But yep the morning mcdonalds breakfast is what I used to do if I got there to early, literally two mins away.


----------



## SnakeBreeder (Mar 11, 2007)

bosshogg said:


> I'll be there  and Promise not to come showing all my new buys this time Snakebreeder :whistling2:
> 
> this is me
> image


:lol2: Look forward to seing you and the new aquasitions


----------



## bosshogg (Nov 19, 2006)

SnakeBreeder said:


> :lol2: Look forward to seing you and the new aquasitions


:lol2: we've already pre ordered three boas :whistling2:


----------



## jay67 (Jan 30, 2009)

This is my finger, to see the rest you'll have to look out for the table with the Albino Burmese.

Jay


----------



## stacy (May 9, 2009)

me my patner, brother and to friends off here are going and will be their at 10 as well: victory:


----------



## mispentyouth (Jul 4, 2007)

ill be there , just busy sharpening my elbows . I might get near a table this time:Na_Na_Na_Na:


----------



## AshMashMash (Oct 28, 2007)

Horsfield said:


> If you see the t-shirts run the other way lol haha





Liz_n_Mark said:


> message from liz she said Thats It


Not you lot again :whistling2:

I'll be there


----------



## linda.t (Sep 28, 2007)

not going this time :sad:


----------



## Tarn~Totty (May 4, 2009)

Yay!!! Cant wait!!! Its nearly here!!

Me, my other half and the kids are going...picking up some reserved leos and vivs...then having a look round to see what else I can creep round my other half to buy me :lol2:

Dunno what Im gunna be wearing....but I will have my long black boots on that can be used as ID, and I always wear my sunglasses (might melt in daylight without them hehe):lolsign:

Please say hello if you see me....didnt get to meet anyone really at the last one cause I didnt know who was who :blush: would be nice to put faces to the forum names : victory:


----------



## Graz (Dec 7, 2006)

Ima thurrr


----------



## snowyj99 (Feb 28, 2008)

Will be good to put some more faces to names!:2thumb:


----------



## dragon ranch (Dec 1, 2008)

Been and gone now, I jsut bought a few hides  Wanted the female Morrocan Uromastyx but someone beat me to it.


----------



## Tarn~Totty (May 4, 2009)

I saw some of you :lol2: you didnt see me though I dont think (cause im little and quiet lol)

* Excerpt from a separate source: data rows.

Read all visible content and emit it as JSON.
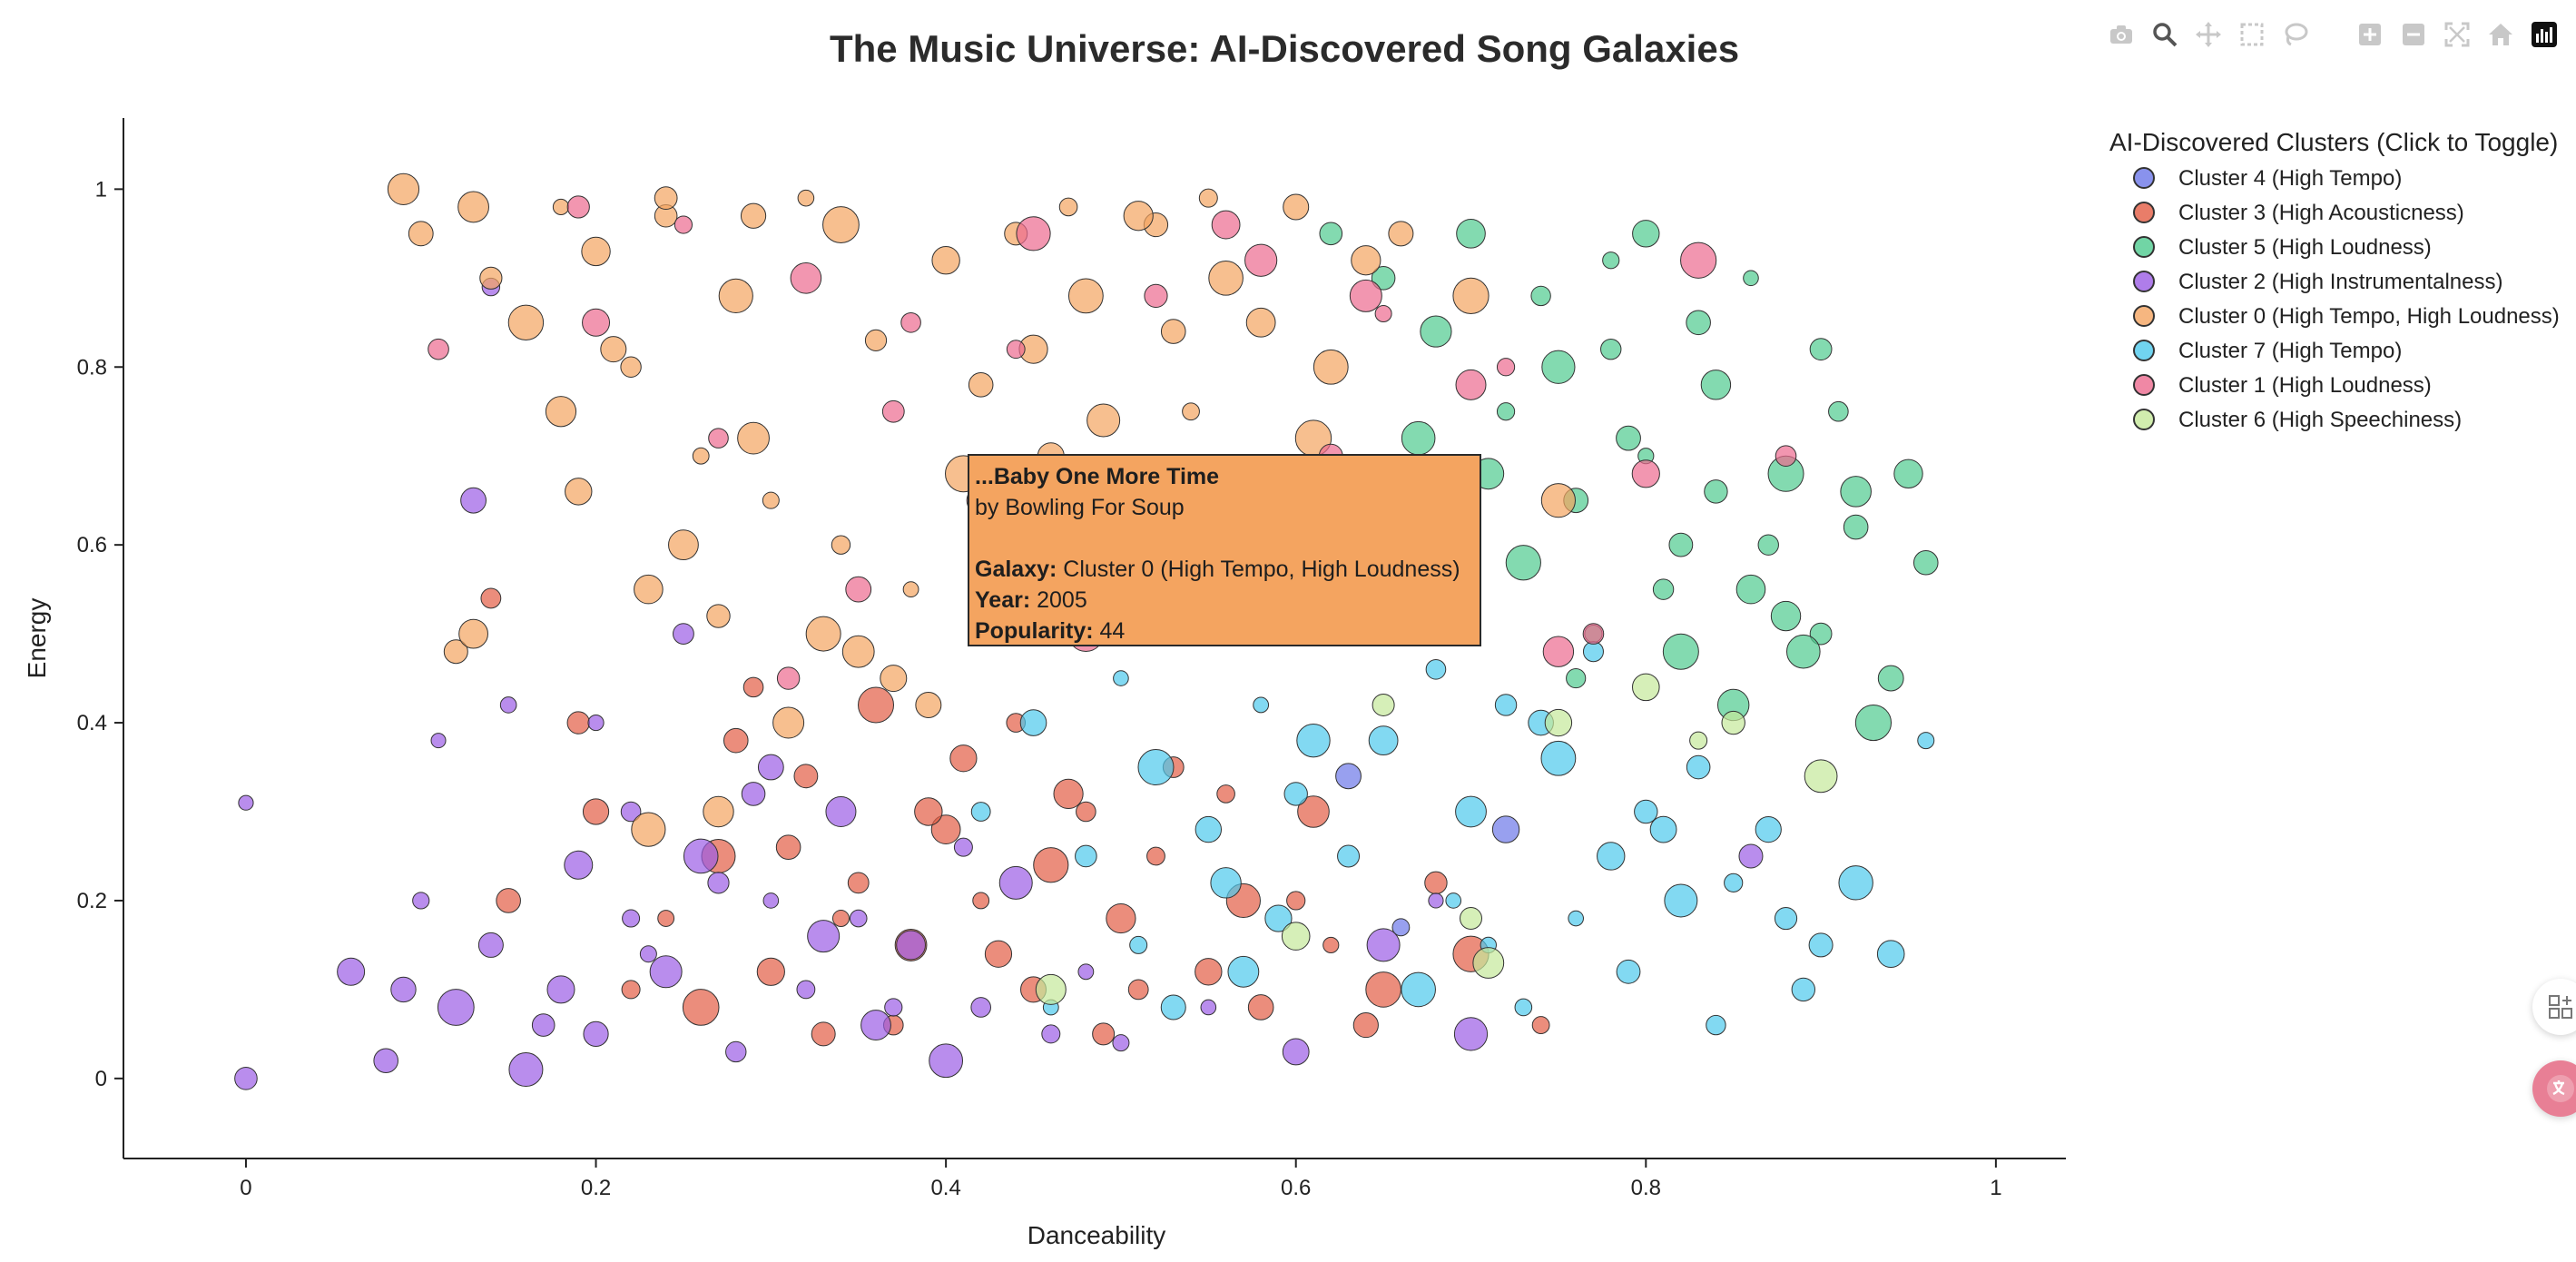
{
  "chart_data": {
    "type": "scatter",
    "title": "The Music Universe: AI-Discovered Song Galaxies",
    "xlabel": "Danceability",
    "ylabel": "Energy",
    "xlim": [
      -0.07,
      1.04
    ],
    "ylim": [
      -0.09,
      1.08
    ],
    "x_ticks": [
      0,
      0.2,
      0.4,
      0.6,
      0.8,
      1
    ],
    "x_tick_labels": [
      "0",
      "0.2",
      "0.4",
      "0.6",
      "0.8",
      "1"
    ],
    "y_ticks": [
      0,
      0.2,
      0.4,
      0.6,
      0.8,
      1
    ],
    "y_tick_labels": [
      "0",
      "0.2",
      "0.4",
      "0.6",
      "0.8",
      "1"
    ],
    "grid": false,
    "legend": {
      "title": "AI-Discovered Clusters (Click to Toggle)",
      "placement": "top-right"
    },
    "series": [
      {
        "name": "Cluster 4 (High Tempo)",
        "color": "#6c77e8",
        "x": [
          0.63,
          0.72,
          0.66
        ],
        "y": [
          0.34,
          0.28,
          0.17
        ]
      },
      {
        "name": "Cluster 3 (High Acousticness)",
        "color": "#e35d44",
        "x": [
          0.14,
          0.15,
          0.2,
          0.24,
          0.27,
          0.3,
          0.32,
          0.35,
          0.38,
          0.4,
          0.42,
          0.45,
          0.48,
          0.5,
          0.52,
          0.55,
          0.58,
          0.6,
          0.62,
          0.65,
          0.7,
          0.74,
          0.28,
          0.36,
          0.44,
          0.33,
          0.41,
          0.47,
          0.53,
          0.22,
          0.26,
          0.31,
          0.37,
          0.43,
          0.49,
          0.56,
          0.61,
          0.68,
          0.19,
          0.34,
          0.46,
          0.51,
          0.57,
          0.64,
          0.29,
          0.39
        ],
        "y": [
          0.54,
          0.2,
          0.3,
          0.18,
          0.25,
          0.12,
          0.34,
          0.22,
          0.15,
          0.28,
          0.2,
          0.1,
          0.3,
          0.18,
          0.25,
          0.12,
          0.08,
          0.2,
          0.15,
          0.1,
          0.14,
          0.06,
          0.38,
          0.42,
          0.4,
          0.05,
          0.36,
          0.32,
          0.35,
          0.1,
          0.08,
          0.26,
          0.06,
          0.14,
          0.05,
          0.32,
          0.3,
          0.22,
          0.4,
          0.18,
          0.24,
          0.1,
          0.2,
          0.06,
          0.44,
          0.3
        ]
      },
      {
        "name": "Cluster 5 (High Loudness)",
        "color": "#4ecb8e",
        "x": [
          0.65,
          0.68,
          0.7,
          0.72,
          0.74,
          0.76,
          0.78,
          0.8,
          0.82,
          0.84,
          0.86,
          0.88,
          0.9,
          0.92,
          0.94,
          0.96,
          0.75,
          0.79,
          0.83,
          0.87,
          0.91,
          0.71,
          0.77,
          0.81,
          0.85,
          0.89,
          0.93,
          0.73,
          0.67,
          0.69,
          0.95,
          0.8,
          0.86,
          0.9,
          0.62,
          0.76,
          0.84,
          0.88,
          0.92,
          0.78,
          0.82
        ],
        "y": [
          0.9,
          0.84,
          0.95,
          0.75,
          0.88,
          0.65,
          0.92,
          0.7,
          0.6,
          0.78,
          0.55,
          0.68,
          0.5,
          0.62,
          0.45,
          0.58,
          0.8,
          0.72,
          0.85,
          0.6,
          0.75,
          0.68,
          0.5,
          0.55,
          0.42,
          0.48,
          0.4,
          0.58,
          0.72,
          0.62,
          0.68,
          0.95,
          0.9,
          0.82,
          0.95,
          0.45,
          0.66,
          0.52,
          0.66,
          0.82,
          0.48
        ]
      },
      {
        "name": "Cluster 2 (High Instrumentalness)",
        "color": "#9b5de5",
        "x": [
          0.0,
          0.0,
          0.06,
          0.08,
          0.1,
          0.12,
          0.14,
          0.16,
          0.18,
          0.2,
          0.22,
          0.24,
          0.26,
          0.28,
          0.3,
          0.32,
          0.34,
          0.36,
          0.38,
          0.4,
          0.42,
          0.44,
          0.46,
          0.48,
          0.5,
          0.55,
          0.6,
          0.65,
          0.7,
          0.14,
          0.13,
          0.2,
          0.25,
          0.3,
          0.15,
          0.17,
          0.22,
          0.27,
          0.33,
          0.37,
          0.41,
          0.11,
          0.19,
          0.23,
          0.29,
          0.35,
          0.09,
          0.86,
          0.68
        ],
        "y": [
          0.31,
          0.0,
          0.12,
          0.02,
          0.2,
          0.08,
          0.15,
          0.01,
          0.1,
          0.05,
          0.18,
          0.12,
          0.25,
          0.03,
          0.2,
          0.1,
          0.3,
          0.06,
          0.15,
          0.02,
          0.08,
          0.22,
          0.05,
          0.12,
          0.04,
          0.08,
          0.03,
          0.15,
          0.05,
          0.89,
          0.65,
          0.4,
          0.5,
          0.35,
          0.42,
          0.06,
          0.3,
          0.22,
          0.16,
          0.08,
          0.26,
          0.38,
          0.24,
          0.14,
          0.32,
          0.18,
          0.1,
          0.25,
          0.2
        ]
      },
      {
        "name": "Cluster 0 (High Tempo, High Loudness)",
        "color": "#f4a460",
        "x": [
          0.09,
          0.1,
          0.13,
          0.14,
          0.16,
          0.18,
          0.2,
          0.22,
          0.24,
          0.26,
          0.28,
          0.3,
          0.32,
          0.34,
          0.36,
          0.38,
          0.4,
          0.42,
          0.44,
          0.46,
          0.48,
          0.5,
          0.52,
          0.54,
          0.56,
          0.58,
          0.6,
          0.62,
          0.64,
          0.66,
          0.7,
          0.75,
          0.12,
          0.21,
          0.25,
          0.29,
          0.33,
          0.37,
          0.41,
          0.45,
          0.49,
          0.53,
          0.57,
          0.61,
          0.19,
          0.23,
          0.27,
          0.31,
          0.35,
          0.39,
          0.43,
          0.23,
          0.27,
          0.18,
          0.24,
          0.29,
          0.34,
          0.13,
          0.47,
          0.51,
          0.55
        ],
        "y": [
          1.0,
          0.95,
          0.98,
          0.9,
          0.85,
          0.75,
          0.93,
          0.8,
          0.97,
          0.7,
          0.88,
          0.65,
          0.99,
          0.6,
          0.83,
          0.55,
          0.92,
          0.78,
          0.95,
          0.7,
          0.88,
          0.62,
          0.96,
          0.75,
          0.9,
          0.85,
          0.98,
          0.8,
          0.92,
          0.95,
          0.88,
          0.65,
          0.48,
          0.82,
          0.6,
          0.72,
          0.5,
          0.45,
          0.68,
          0.82,
          0.74,
          0.84,
          0.68,
          0.72,
          0.66,
          0.55,
          0.52,
          0.4,
          0.48,
          0.42,
          0.58,
          0.28,
          0.3,
          0.98,
          0.99,
          0.97,
          0.96,
          0.5,
          0.98,
          0.97,
          0.99
        ]
      },
      {
        "name": "Cluster 7 (High Tempo)",
        "color": "#4dc9ec",
        "x": [
          0.42,
          0.45,
          0.48,
          0.5,
          0.52,
          0.55,
          0.58,
          0.6,
          0.62,
          0.65,
          0.68,
          0.7,
          0.72,
          0.75,
          0.78,
          0.8,
          0.82,
          0.85,
          0.88,
          0.9,
          0.92,
          0.94,
          0.96,
          0.66,
          0.74,
          0.77,
          0.83,
          0.87,
          0.63,
          0.69,
          0.71,
          0.57,
          0.53,
          0.59,
          0.67,
          0.73,
          0.79,
          0.84,
          0.89,
          0.46,
          0.51,
          0.56,
          0.61,
          0.76,
          0.81
        ],
        "y": [
          0.3,
          0.4,
          0.25,
          0.45,
          0.35,
          0.28,
          0.42,
          0.32,
          0.5,
          0.38,
          0.46,
          0.3,
          0.42,
          0.36,
          0.25,
          0.3,
          0.2,
          0.22,
          0.18,
          0.15,
          0.22,
          0.14,
          0.38,
          0.55,
          0.4,
          0.48,
          0.35,
          0.28,
          0.25,
          0.2,
          0.15,
          0.12,
          0.08,
          0.18,
          0.1,
          0.08,
          0.12,
          0.06,
          0.1,
          0.08,
          0.15,
          0.22,
          0.38,
          0.18,
          0.28
        ]
      },
      {
        "name": "Cluster 1 (High Loudness)",
        "color": "#ec6a8f",
        "x": [
          0.11,
          0.19,
          0.27,
          0.32,
          0.35,
          0.38,
          0.42,
          0.45,
          0.48,
          0.52,
          0.55,
          0.58,
          0.62,
          0.65,
          0.68,
          0.72,
          0.75,
          0.8,
          0.83,
          0.88,
          0.31,
          0.37,
          0.44,
          0.5,
          0.56,
          0.64,
          0.7,
          0.77,
          0.2,
          0.25
        ],
        "y": [
          0.82,
          0.98,
          0.72,
          0.9,
          0.55,
          0.85,
          0.65,
          0.95,
          0.5,
          0.88,
          0.6,
          0.92,
          0.7,
          0.86,
          0.55,
          0.8,
          0.48,
          0.68,
          0.92,
          0.7,
          0.45,
          0.75,
          0.82,
          0.62,
          0.96,
          0.88,
          0.78,
          0.5,
          0.85,
          0.96
        ]
      },
      {
        "name": "Cluster 6 (High Speechiness)",
        "color": "#c5e89a",
        "x": [
          0.46,
          0.54,
          0.6,
          0.65,
          0.7,
          0.75,
          0.8,
          0.83,
          0.85,
          0.9,
          0.71
        ],
        "y": [
          0.1,
          0.52,
          0.16,
          0.42,
          0.18,
          0.4,
          0.44,
          0.38,
          0.4,
          0.34,
          0.13
        ]
      }
    ]
  },
  "hover": {
    "song": "...Baby One More Time",
    "artist": "by Bowling For Soup",
    "galaxy_label": "Galaxy:",
    "galaxy_value": "Cluster 0 (High Tempo, High Loudness)",
    "year_label": "Year:",
    "year_value": "2005",
    "popularity_label": "Popularity:",
    "popularity_value": "44",
    "color": "#f4a460"
  },
  "modebar": [
    "camera-icon",
    "zoom-icon",
    "pan-icon",
    "box-select-icon",
    "lasso-icon",
    "zoom-in-icon",
    "zoom-out-icon",
    "autoscale-icon",
    "reset-icon",
    "plotly-logo-icon"
  ]
}
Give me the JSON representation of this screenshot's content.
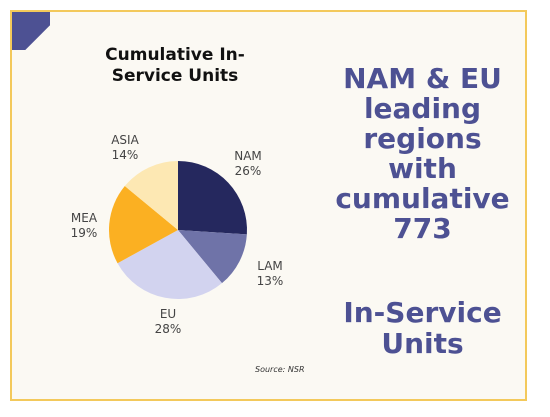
{
  "headline": {
    "lines": [
      "NAM & EU",
      "leading",
      "regions",
      "with",
      "cumulative",
      "773"
    ]
  },
  "subline": {
    "lines": [
      "In-Service",
      "Units"
    ]
  },
  "source": "Source: NSR",
  "colors": {
    "accent": "#4d5193",
    "border": "#f3c95b",
    "background": "#fbf9f3"
  },
  "chart_data": {
    "type": "pie",
    "title_lines": [
      "Cumulative In-",
      "Service Units"
    ],
    "slices": [
      {
        "label": "NAM",
        "value": 26,
        "pct_label": "26%",
        "color": "#25285e"
      },
      {
        "label": "LAM",
        "value": 13,
        "pct_label": "13%",
        "color": "#6f73a8"
      },
      {
        "label": "EU",
        "value": 28,
        "pct_label": "28%",
        "color": "#d2d3ef"
      },
      {
        "label": "MEA",
        "value": 19,
        "pct_label": "19%",
        "color": "#fbb022"
      },
      {
        "label": "ASIA",
        "value": 14,
        "pct_label": "14%",
        "color": "#fde8b3"
      }
    ],
    "legend": "none"
  }
}
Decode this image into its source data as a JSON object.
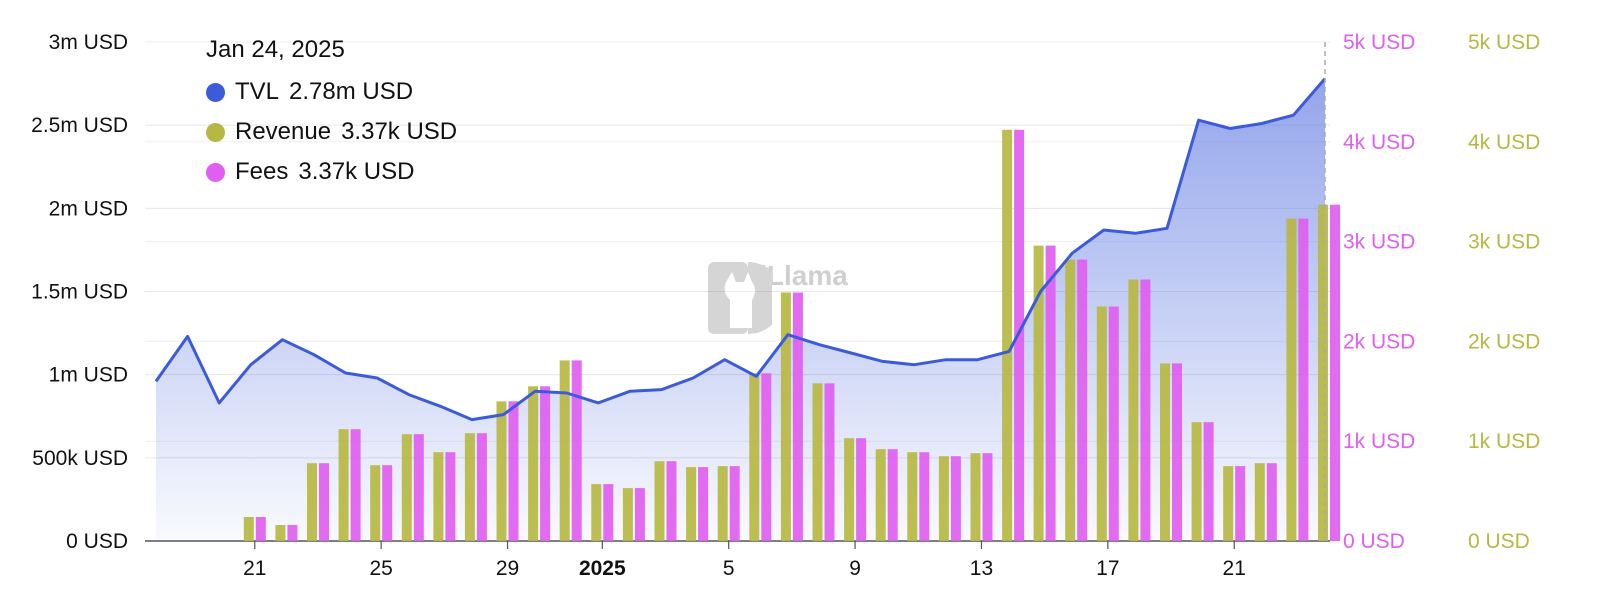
{
  "legend": {
    "date": "Jan 24, 2025",
    "tvl_label": "TVL",
    "tvl_value": "2.78m USD",
    "revenue_label": "Revenue",
    "revenue_value": "3.37k USD",
    "fees_label": "Fees",
    "fees_value": "3.37k USD"
  },
  "watermark": {
    "text": "DefiLlama"
  },
  "colors": {
    "tvl": "#3b5bdb",
    "revenue": "#b7b842",
    "fees": "#e05ef0",
    "grid": "#e6e6e6",
    "axis_text": "#111111"
  },
  "chart_data": {
    "type": "bar",
    "x_ticks": [
      {
        "index": 3,
        "label": "21"
      },
      {
        "index": 7,
        "label": "25"
      },
      {
        "index": 11,
        "label": "29"
      },
      {
        "index": 14,
        "label": "2025"
      },
      {
        "index": 18,
        "label": "5"
      },
      {
        "index": 22,
        "label": "9"
      },
      {
        "index": 26,
        "label": "13"
      },
      {
        "index": 30,
        "label": "17"
      },
      {
        "index": 34,
        "label": "21"
      }
    ],
    "left_axis": {
      "ticks": [
        "0 USD",
        "500k USD",
        "1m USD",
        "1.5m USD",
        "2m USD",
        "2.5m USD",
        "3m USD"
      ],
      "range": [
        0,
        3000000
      ]
    },
    "right_axis_fees": {
      "ticks": [
        "0 USD",
        "1k USD",
        "2k USD",
        "3k USD",
        "4k USD",
        "5k USD"
      ],
      "range": [
        0,
        5000
      ]
    },
    "right_axis_revenue": {
      "ticks": [
        "0 USD",
        "1k USD",
        "2k USD",
        "3k USD",
        "4k USD",
        "5k USD"
      ],
      "range": [
        0,
        5000
      ]
    },
    "series": [
      {
        "name": "TVL",
        "type": "area",
        "axis": "left",
        "values": [
          960000,
          1230000,
          830000,
          1060000,
          1210000,
          1120000,
          1010000,
          980000,
          880000,
          810000,
          730000,
          760000,
          900000,
          890000,
          830000,
          900000,
          910000,
          980000,
          1090000,
          990000,
          1240000,
          1180000,
          1130000,
          1080000,
          1060000,
          1090000,
          1090000,
          1140000,
          1500000,
          1730000,
          1870000,
          1850000,
          1880000,
          2530000,
          2480000,
          2510000,
          2560000,
          2780000
        ]
      },
      {
        "name": "Revenue",
        "type": "bar",
        "axis": "right_revenue",
        "values": [
          null,
          null,
          null,
          240,
          160,
          780,
          1120,
          760,
          1070,
          890,
          1080,
          1400,
          1550,
          1810,
          570,
          530,
          800,
          740,
          750,
          1680,
          2490,
          1580,
          1030,
          920,
          890,
          850,
          880,
          4120,
          2960,
          2820,
          2350,
          2620,
          1780,
          1190,
          750,
          780,
          3230,
          3370
        ]
      },
      {
        "name": "Fees",
        "type": "bar",
        "axis": "right_fees",
        "values": [
          null,
          null,
          null,
          240,
          160,
          780,
          1120,
          760,
          1070,
          890,
          1080,
          1400,
          1550,
          1810,
          570,
          530,
          800,
          740,
          750,
          1680,
          2490,
          1580,
          1030,
          920,
          890,
          850,
          880,
          4120,
          2960,
          2820,
          2350,
          2620,
          1780,
          1190,
          750,
          780,
          3230,
          3370
        ]
      }
    ]
  }
}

I saw ashbosh when I was in the queue and saw Graz walking round inside the show. Also met Nick and Carrie from Ark Reptiles,Bigfishseller and a really nice family who had been travelling from Glasgow since 4 am to get there :gasp:

Hope everyone got what they wanted : victory:


----------



## Graz (Dec 7, 2006)

Tarn~Totty said:


> I saw some of you :lol2: you didnt see me though I dont think (cause im little and quiet lol)
> 
> I saw ashbosh when I was in the queue and saw Graz walking round inside the show. Also met Nick and Carrie from Ark Reptiles,Bigfishseller and a really nice family who had been travelling from Glasgow since 4 am to get there :gasp:
> 
> Hope everyone got what they wanted : victory:


errm maybe, i was with a smallish girl and another guy
funnily enough i was in barnsley yestarday and checked out a small pet shop there in town


----------



## Tarn~Totty (May 4, 2009)

Yer, you were with a smallish lass when I saw you :2thumb:

Was the shop right in the bus station that you visited? Its the only one we have in the town itself :lol2:


----------



## Graz (Dec 7, 2006)

Tarn~Totty said:


> Yer, you were with a smallish lass when I saw you :2thumb:
> 
> Was the shop right in the bus station that you visited? Its the only one we have in the town itself :lol2:



indeed it was me!
yeh it was, most of the reptiles up top


----------



## steve_3125 (May 20, 2009)

This is me








I was wearing a Llanelli Scarlets Rugby top.

Steve


----------



## bigfishseller (Jul 15, 2008)

couldunt miss tarn totty what a sexy ars.


----------